Each week, "Modern Family," a multicultural ensemble sitcom featuring three households of members of the Pritchett clan, is making about 14 million Americans laugh. In only its third season, the series has become such a ratings powerhouse that ABC placed it in head-to-head competition this fall with the most heavily promoted and eagerly anticipated reality TV series of the season in Simon Cowell's "The X Factor." And "Modern Family" blew the new Fox show away opening the year at 14.3 million viewers — up 1.5 million from last season's premiere.

"I'm sure Simon Cowell has a target on my back," says Steven Levitan, who co-created the series with Christopher Lloyd.

That's somewhat milder than the tweet Levitan posted when the premiere-week ratings were released: "It's extremely gratifying that a scripted comedy finally beat an over hyped karaoke contest. Thank you, #Modern Family fans!"

But perhaps the best gauge of the series' status this fall is the shorthand term that has been coined to describe its effect on networks' appetite for sitcoms: "the 'Modern Family' Effect." The "effect" tag is usually reserved in television circles for shows with such ratings clout that they jump-start entire genres or inspire slews of imitators.

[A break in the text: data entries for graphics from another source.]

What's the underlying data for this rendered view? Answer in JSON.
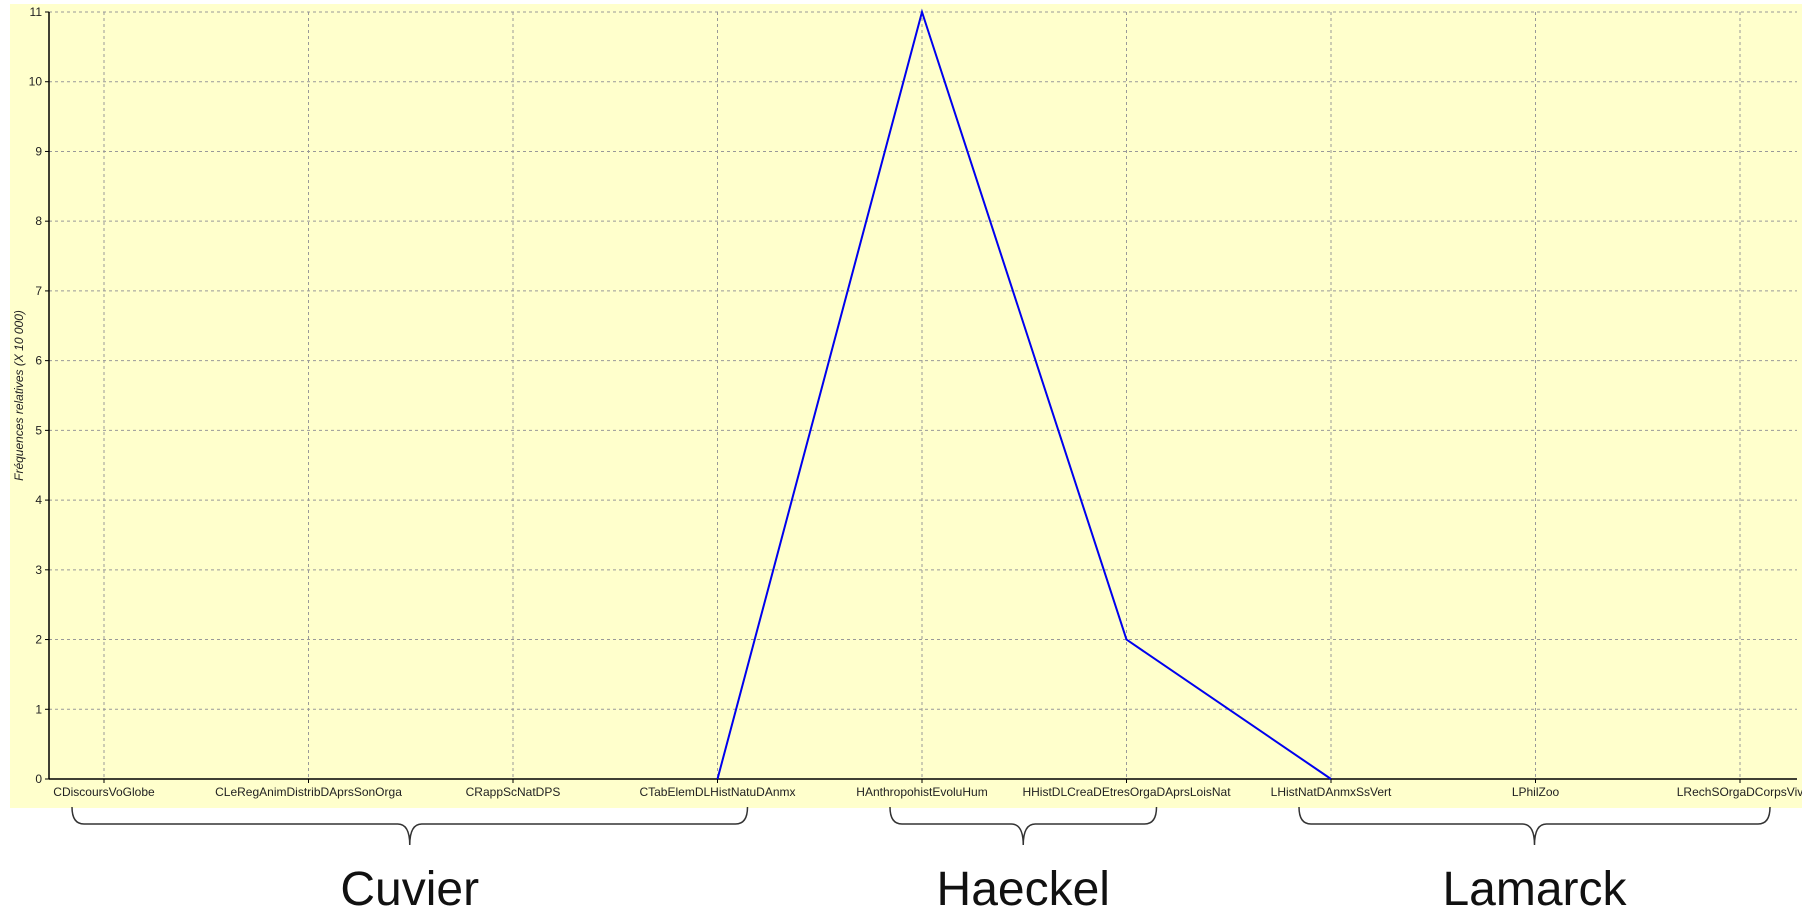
{
  "chart_data": {
    "type": "line",
    "ylabel": "Fréquences relatives (X 10 000)",
    "xlabel": "",
    "ylim": [
      0,
      11
    ],
    "yticks": [
      0,
      1,
      2,
      3,
      4,
      5,
      6,
      7,
      8,
      9,
      10,
      11
    ],
    "grid": true,
    "categories": [
      "CDiscoursVoGlobe",
      "CLeRegAnimDistribDAprsSonOrga",
      "CRappScNatDPS",
      "CTabElemDLHistNatuDAnmx",
      "HAnthropohistEvoluHum",
      "HHistDLCreaDEtresOrgaDAprsLoisNat",
      "LHistNatDAnmxSsVert",
      "LPhilZoo",
      "LRechSOrgaDCorpsViv"
    ],
    "series": [
      {
        "values": [
          null,
          null,
          null,
          0,
          11,
          2,
          0,
          null,
          null
        ]
      }
    ],
    "groups": [
      {
        "label": "Cuvier",
        "from": 0,
        "to": 3
      },
      {
        "label": "Haeckel",
        "from": 4,
        "to": 5
      },
      {
        "label": "Lamarck",
        "from": 6,
        "to": 8
      }
    ],
    "colors": {
      "plot_background": "#ffffcc",
      "line": "#0000ee",
      "grid": "#999999"
    }
  }
}
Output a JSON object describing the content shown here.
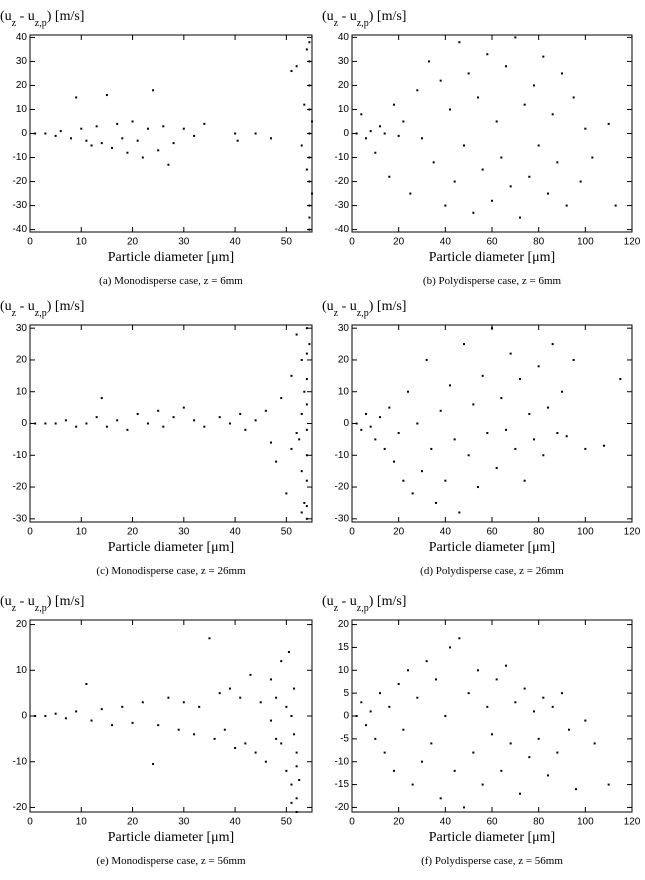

That's not to say that the network comedy genre was totally dead when "Modern Family" launched in 2009. CBS sitcoms such as "Two and a Half Men" and "The Big Bang Theory" were doing quite well, in fact.

But comedies were mostly in the second tier of Nielsen ratings, with reality fare such as "American Idol" and "Dancing With the Stars" crowding the top-rated show rankings year after year alongside tried and true dramas like "N.C.I.S."

Now, the genre is experiencing a revival, more than at any time since "Friends" and "Everybody Loves Raymond" ended their runs in the early '00s — with "Modern Family" leading the charge.

And the "Modern Family" Effect seems to be spreading. The first pickup of the season went to Fox sitcom "New Girl." And other half-hour comedy series — including "New Girl" and fellow rookie "2 Broke Girls" — got off to especially strong starts among adults ages 18 to 49.

Freshman ABC comedies "Suburgatory" and "Last Man Standing" and NBC's "Up All Night" are also looking good in the ratings. Meanwhile, veterans "Two and a Half Men" and "Big Bang Theory" have posted notable audience gains.

"Modern Family's" success might even be reinvigorating the family sitcom, a bedrock TV formula with roots that reach back to the very earliest days of prime-time network TV with "The Goldbergs" in 1949.

This fall there have been reports of several edgy family sitcoms in development — including two for NBC, one created by Ryan Murphy and the other starring Snoop Dogg. Edge is again a good thing in family sitcoms.